My dear Sassies, it is December 1st. The day I allow myself to whip out my collection of Christmas music and play it incessantly at my desk until the big 2-5. Yes, I am one of those people. I also have a collection of films I watch every year before Christmas: Love Actually, The Holiday, Sleepless in Seattle. Don't ask. Even I can't explain it. I think my family is still waiting for an explanation of the pink, fluffy star I bought for the top of the Christmas tree last year. This year, I'll be adding glitter glue to the star. It will be a Merry Christmas indeed. But I digress. Onto other, more pressing matters.
Oh people at People, how would I entertain myself without you? Today, I came across an article titled: Rihanna calls leak of naked pictures 'humiliating'. She claims the photos in question were taken for her boyfriend at the time, and followed that up with this gem: "if you don't send your boyfriend naked pictures, then I feel bad for him." Oh sweetie. Have you learned nothing? If you even have the remotest chance of becoming famous at some point, you don't EVER send naked pictures to ANYONE for ANY REASON. Of course they will end up on the Internet for public consumption.
You must understand that as soon as you become famous, we will want to tear you down from that pedestal so we can feel better about ourselves or steal it from you. I know, it sounds so cruel. But facts are facts. Human nature is warped - it's a war of egos out there. Never forget that and you won't be "humiliated" again.

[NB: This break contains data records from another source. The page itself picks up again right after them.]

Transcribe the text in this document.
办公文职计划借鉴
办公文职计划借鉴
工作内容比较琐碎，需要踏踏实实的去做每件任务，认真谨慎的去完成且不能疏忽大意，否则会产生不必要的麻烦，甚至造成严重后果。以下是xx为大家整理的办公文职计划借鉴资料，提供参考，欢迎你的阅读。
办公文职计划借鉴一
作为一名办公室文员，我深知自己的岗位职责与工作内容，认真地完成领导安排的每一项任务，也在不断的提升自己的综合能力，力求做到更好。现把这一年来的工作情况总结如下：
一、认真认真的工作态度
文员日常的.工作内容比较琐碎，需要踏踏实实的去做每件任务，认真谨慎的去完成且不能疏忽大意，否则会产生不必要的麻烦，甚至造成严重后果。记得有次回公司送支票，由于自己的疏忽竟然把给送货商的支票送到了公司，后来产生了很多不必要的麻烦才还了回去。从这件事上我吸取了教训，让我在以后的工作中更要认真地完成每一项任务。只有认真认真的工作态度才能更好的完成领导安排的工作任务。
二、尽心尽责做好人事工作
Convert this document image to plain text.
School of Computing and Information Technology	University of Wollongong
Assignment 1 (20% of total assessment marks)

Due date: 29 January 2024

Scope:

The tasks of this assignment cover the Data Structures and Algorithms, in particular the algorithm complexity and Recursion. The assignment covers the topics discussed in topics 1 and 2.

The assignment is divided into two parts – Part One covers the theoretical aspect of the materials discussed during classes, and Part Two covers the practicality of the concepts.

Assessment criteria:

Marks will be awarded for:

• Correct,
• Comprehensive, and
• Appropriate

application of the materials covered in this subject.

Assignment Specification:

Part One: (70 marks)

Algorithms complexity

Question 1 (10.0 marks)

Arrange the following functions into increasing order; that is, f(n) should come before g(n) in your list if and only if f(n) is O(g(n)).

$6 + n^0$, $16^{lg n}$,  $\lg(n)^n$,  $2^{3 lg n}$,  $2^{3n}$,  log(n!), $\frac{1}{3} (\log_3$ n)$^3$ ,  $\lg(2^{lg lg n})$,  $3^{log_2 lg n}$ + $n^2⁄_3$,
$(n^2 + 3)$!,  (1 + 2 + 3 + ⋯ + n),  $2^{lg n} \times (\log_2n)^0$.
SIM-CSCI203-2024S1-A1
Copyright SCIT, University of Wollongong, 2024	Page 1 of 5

Speaking of humiliated, Barbara Walters should be for including Kate Gosselin in her "most fascinating people of 2009" list. Are you f*cking kidding me? Oh Barbara. I thought you, of all people, would have standards, and not pander to the lowest common denominator. Yes, Kate and her ex-hubby Jon have been on the covers of countless celeb mags over the past year but so have Brad and Angelina, Jennifer Aniston, Tom Cruise and Katie Holmes. Could you not have chosen an actual celebrity instead of some fame whoring, control freak, suburban mom who sold out her family to a TV network?
I've seen Kate Gosselin in interviews. She has nothing remotely "fascinating" to say. If anything, you start to feel sympathy for her equally fame whoring, yet less controlling, husband and her children. Watching paint peel is more interesting than listening to Kate. And what is with her hair? It's so distracting with its yuppie awfulness, I can't stand it.
Thank God Christmas is coming. It's my happy place, where the Kate Gosselins of the world can't get to me.